Câncer Retal: Exames Essenciais para Diagnóstico e Estadiamento

Santa Casa de Campo Grande (MS) — Prova 2020

Enunciado

Na suspeita de câncer retal pela história clínica é mandatória a realização de um exame proctológico (toque retal). Está inadequado apenas que:

Alternativas

  1. A) A identificação correta do local da lesão e a possibilidade de obtenção de espécime para exame histopatológico fazem com que a retossigmoidoscopia (rígida ou flexível) nunca seja indicada na suspeita de câncer retal.
  2. B) Nos casos confirmados da doença, a infiltração e extensão do tumor de reto devem ser avaliadas quando possível pela ultrassonografia endorretal, que tem acurácia comparável à tomografia computadorizada pélvica, ou pela ressonância magnética.
  3. C) Pelo risco de tumores sincrônicos do cólon, a colonoscopia deve ser realizada sempre que possível antes do tratamento destes doentes.
  4. D) O exame de tomografia por emissão de pósitrons (PET-CT) é útil na investigação de doença metastática à distância em doentes de alto risco com tumor potencialmente ressecável.

Pérola Clínica

Retossigmoidoscopia é essencial na suspeita de câncer retal para diagnóstico e biópsia.

Resumo-Chave

A retossigmoidoscopia (rígida ou flexível) é um exame fundamental na investigação de câncer retal, permitindo a visualização direta da lesão e a obtenção de material para biópsia histopatológica. Afirmar que nunca é indicada é um erro grave, pois é um pilar diagnóstico.

Contexto Educacional

O diagnóstico e estadiamento do câncer retal exigem uma abordagem multifacetada para garantir o tratamento adequado. A suspeita clínica, frequentemente baseada em alterações do hábito intestinal ou sangramento, deve sempre levar à realização de um exame proctológico completo, incluindo o toque retal. A retossigmoidoscopia, seja rígida ou flexível, é um exame mandatório e insubstituível, pois permite a visualização direta da lesão, a determinação de sua distância da margem anal e, crucialmente, a obtenção de biópsias para confirmação histopatológica. Após a confirmação diagnóstica, o estadiamento é essencial para guiar a terapia. A ultrassonografia endorretal e a ressonância magnética pélvica são os métodos de imagem mais acurados para avaliar a profundidade da invasão tumoral na parede retal e o status dos linfonodos regionais. A tomografia computadorizada de tórax e abdome é utilizada para rastrear metástases à distância. O PET-CT pode ser útil em casos de alto risco para doença metastática oculta. É fundamental que, sempre que possível, uma colonoscopia completa seja realizada antes do tratamento definitivo do câncer retal. Isso se deve ao risco de tumores sincrônicos em outras partes do cólon, que podem ocorrer em até 5% dos pacientes. A identificação desses tumores é vital para o planejamento cirúrgico e o prognóstico do paciente.

Perguntas Frequentes

Qual a importância da retossigmoidoscopia na suspeita de câncer retal?
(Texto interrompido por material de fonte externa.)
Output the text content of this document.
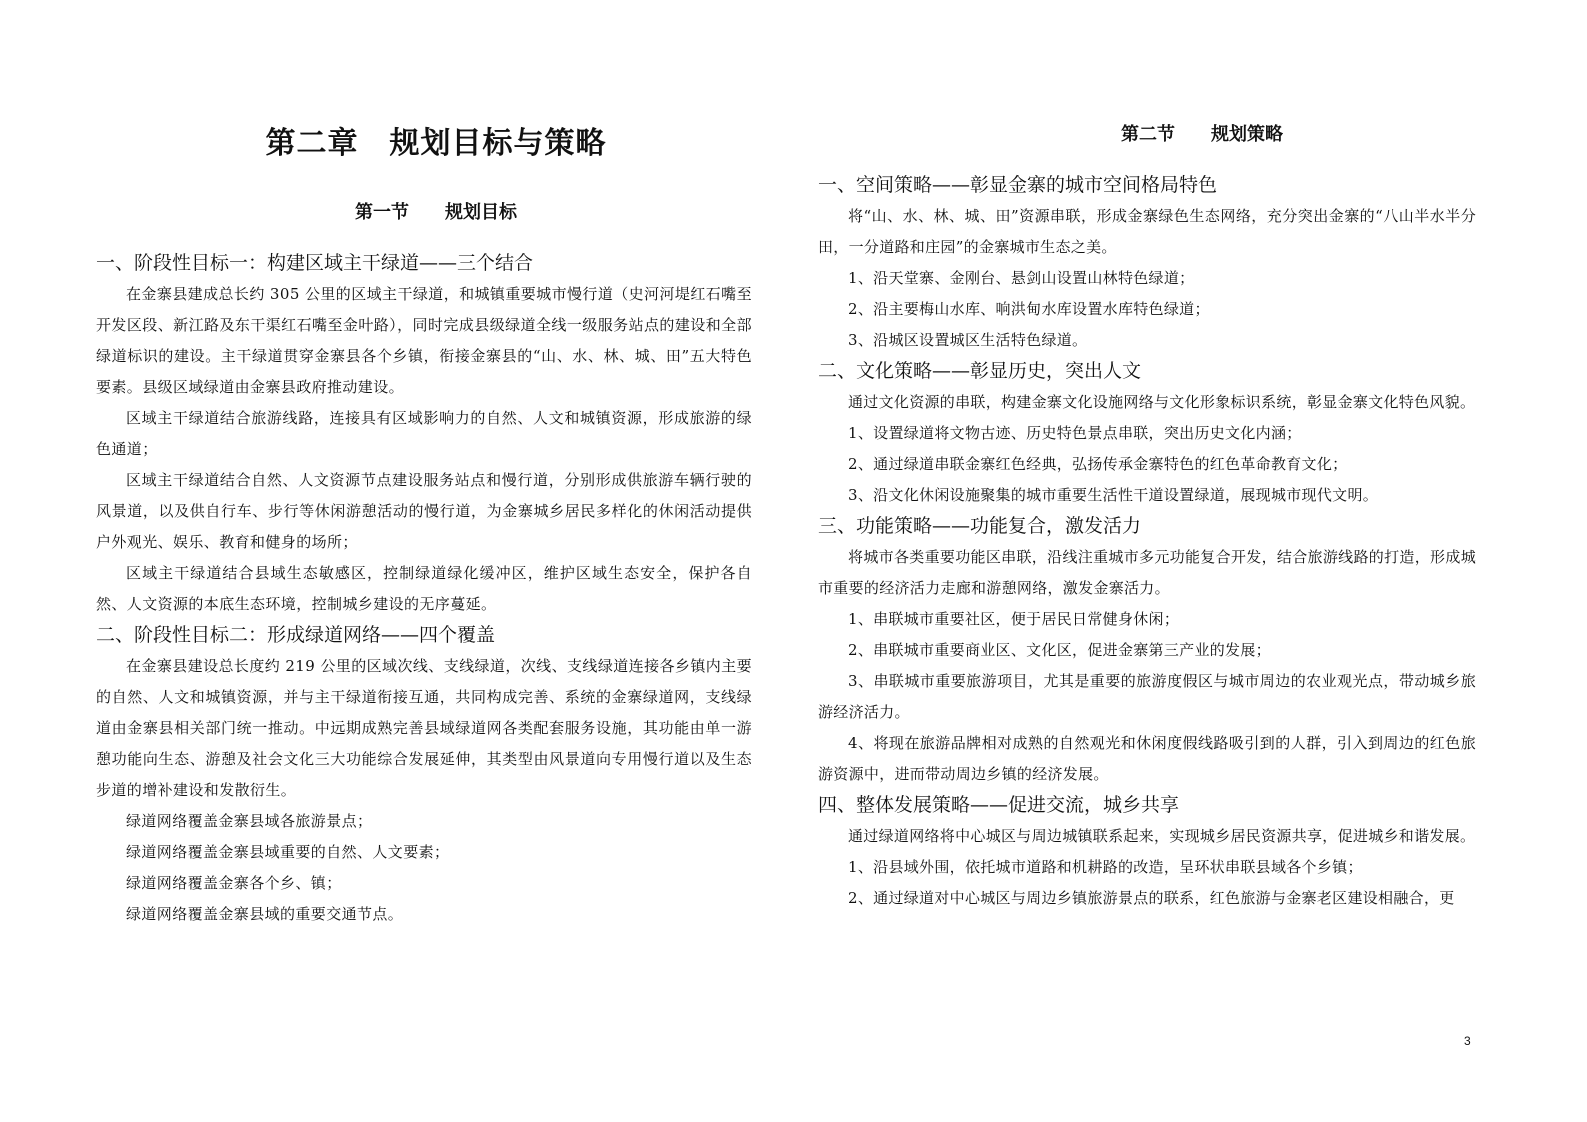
第二章　规划目标与策略
第一节　　规划目标
第二节　　规划策略
一、阶段性目标一：构建区域主干绿道——三个结合

在金寨县建成总长约 305 公里的区域主干绿道，和城镇重要城市慢行道（史河河堤红石嘴至开发区段、新江路及东干渠红石嘴至金叶路），同时完成县级绿道全线一级服务站点的建设和全部绿道标识的建设。主干绿道贯穿金寨县各个乡镇，衔接金寨县的“山、水、林、城、田”五大特色要素。县级区域绿道由金寨县政府推动建设。

区域主干绿道结合旅游线路，连接具有区域影响力的自然、人文和城镇资源，形成旅游的绿色通道；

区域主干绿道结合自然、人文资源节点建设服务站点和慢行道，分别形成供旅游车辆行驶的风景道，以及供自行车、步行等休闲游憩活动的慢行道，为金寨城乡居民多样化的休闲活动提供户外观光、娱乐、教育和健身的场所；

区域主干绿道结合县域生态敏感区，控制绿道绿化缓冲区，维护区域生态安全，保护各自然、人文资源的本底生态环境，控制城乡建设的无序蔓延。

二、阶段性目标二：形成绿道网络——四个覆盖

在金寨县建设总长度约 219 公里的区域次线、支线绿道，次线、支线绿道连接各乡镇内主要的自然、人文和城镇资源，并与主干绿道衔接互通，共同构成完善、系统的金寨绿道网，支线绿道由金寨县相关部门统一推动。中远期成熟完善县域绿道网各类配套服务设施，其功能由单一游憩功能向生态、游憩及社会文化三大功能综合发展延伸，其类型由风景道向专用慢行道以及生态步道的增补建设和发散衍生。

绿道网络覆盖金寨县域各旅游景点；

绿道网络覆盖金寨县域重要的自然、人文要素；

绿道网络覆盖金寨各个乡、镇；

绿道网络覆盖金寨县域的重要交通节点。

一、空间策略——彰显金寨的城市空间格局特色

将“山、水、林、城、田”资源串联，形成金寨绿色生态网络，充分突出金寨的“八山半水半分田，一分道路和庄园”的金寨城市生态之美。

1、沿天堂寨、金刚台、悬剑山设置山林特色绿道；

2、沿主要梅山水库、响洪甸水库设置水库特色绿道；

3、沿城区设置城区生活特色绿道。

二、文化策略——彰显历史，突出人文

通过文化资源的串联，构建金寨文化设施网络与文化形象标识系统，彰显金寨文化特色风貌。

1、设置绿道将文物古迹、历史特色景点串联，突出历史文化内涵；

2、通过绿道串联金寨红色经典，弘扬传承金寨特色的红色革命教育文化；

3、沿文化休闲设施聚集的城市重要生活性干道设置绿道，展现城市现代文明。

三、功能策略——功能复合，激发活力

将城市各类重要功能区串联，沿线注重城市多元功能复合开发，结合旅游线路的打造，形成城市重要的经济活力走廊和游憩网络，激发金寨活力。

1、串联城市重要社区，便于居民日常健身休闲；

2、串联城市重要商业区、文化区，促进金寨第三产业的发展；

3、串联城市重要旅游项目，尤其是重要的旅游度假区与城市周边的农业观光点，带动城乡旅游经济活力。

4、将现在旅游品牌相对成熟的自然观光和休闲度假线路吸引到的人群，引入到周边的红色旅游资源中，进而带动周边乡镇的经济发展。

四、整体发展策略——促进交流，城乡共享

通过绿道网络将中心城区与周边城镇联系起来，实现城乡居民资源共享，促进城乡和谐发展。

1、沿县域外围，依托城市道路和机耕路的改造，呈环状串联县域各个乡镇；

2、通过绿道对中心城区与周边乡镇旅游景点的联系，红色旅游与金寨老区建设相融合，更

3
A retossigmoidoscopia é crucial para a visualização direta da lesão, localização precisa e obtenção de biópsias para confirmação histopatológica do câncer retal.

Por que a colonoscopia é recomendada em casos de câncer retal?

A colonoscopia é indicada para rastrear tumores sincrônicos no cólon, que ocorrem em uma porcentagem significativa de pacientes com câncer retal, garantindo uma avaliação completa do cólon.

Quais exames são utilizados para o estadiamento local do câncer retal?

Para o estadiamento local, a ultrassonografia endorretal e a ressonância magnética pélvica são os exames de escolha, fornecendo detalhes sobre a profundidade da invasão tumoral e o envolvimento linfonodal.